Fortunately, this was my restore drive. My backup drive reports no problems (yet).

Thank you for the detailed help!

UPDATE: Replaced WD drive with Seagate IronWolf Drive. 2 TB restore completed quickly and with no errors.

2 Likes

Follow Up: Subsequently experienced erratic behavior with the new drive as well. Replaced the SATA cable and, so far, problems have disappeared. Just an FYI, something else worth testing.

1 Like

Worth slapping that original drive back in with the replaced SATA cable and seeing if it still throws hissy fits? I’ve had one SATA cabe go bad on me and it also exhibited itself as lots of failures in the windows event log and hanging or slow transfers to that specific disk. It threw me for a bit as I had several partitions on there and couldn’t work out why sometimes E: would have issues, then Z: and then G and so on,.. until I realised they all had the same disk in common. Nothing in SMART and nothing when I ran disk test software and so on, but it was the cable.

If memory serves, it was the connection post which was loose and would move fractionally with heat, just enough to cause a fault and then it would cool off and make a decent connection again. Spent weeks chasing that.

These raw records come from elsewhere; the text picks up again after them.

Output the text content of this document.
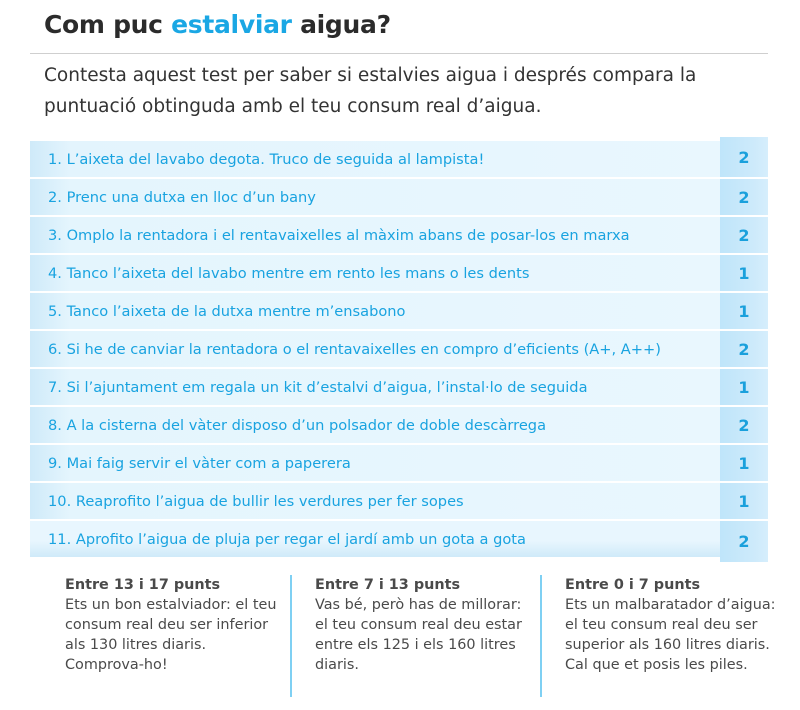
Com puc estalviar aigua?

Contesta aquest test per saber si estalvies aigua i després compara la puntuació obtinguda amb el teu consum real d’aigua.

1. L’aixeta del lavabo degota. Truco de seguida al lampista!	2
2. Prenc una dutxa en lloc d’un bany	2
3. Omplo la rentadora i el rentavaixelles al màxim abans de posar-los en marxa	2
4. Tanco l’aixeta del lavabo mentre em rento les mans o les dents	1
5. Tanco l’aixeta de la dutxa mentre m’ensabono	1
6. Si he de canviar la rentadora o el rentavaixelles en compro d’eficients (A+, A++)	2
7. Si l’ajuntament em regala un kit d’estalvi d’aigua, l’instal·lo de seguida	1
8. A la cisterna del vàter disposo d’un polsador de doble descàrrega	2
9. Mai faig servir el vàter com a paperera	1
10. Reaprofito l’aigua de bullir les verdures per fer sopes	1
11. Aprofito l’aigua de pluja per regar el jardí amb un gota a gota	2
Entre 13 i 17 punts
Ets un bon estalviador: el teu consum real deu ser inferior als 130 litres diaris. Comprova-ho!
Entre 7 i 13 punts
Vas bé, però has de millorar: el teu consum real deu estar entre els 125 i els 160 litres diaris.
Entre 0 i 7 punts
Ets un malbaratador d’aigua: el teu consum real deu ser superior als 160 litres diaris. Cal que et posis les piles.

In this case, I was hearing chattering noises from the WD drive (part of why I decided to replace it). Sure enough, when I disassembled the drive, I found several scratches on the platters. Who knows, perhaps the faulty cable somehow caused the damage. At any rate, it was FUBAR. And yes, SMART didn’t really tell me anything until the very end (although, in all fairness, I only ever ran short tests, so perhaps it could have if long tests were run).

1 Like

Use the ‘sync’ mount option for the drive where the data is being copied, that prevents the cache use and writes the data directly to the drive.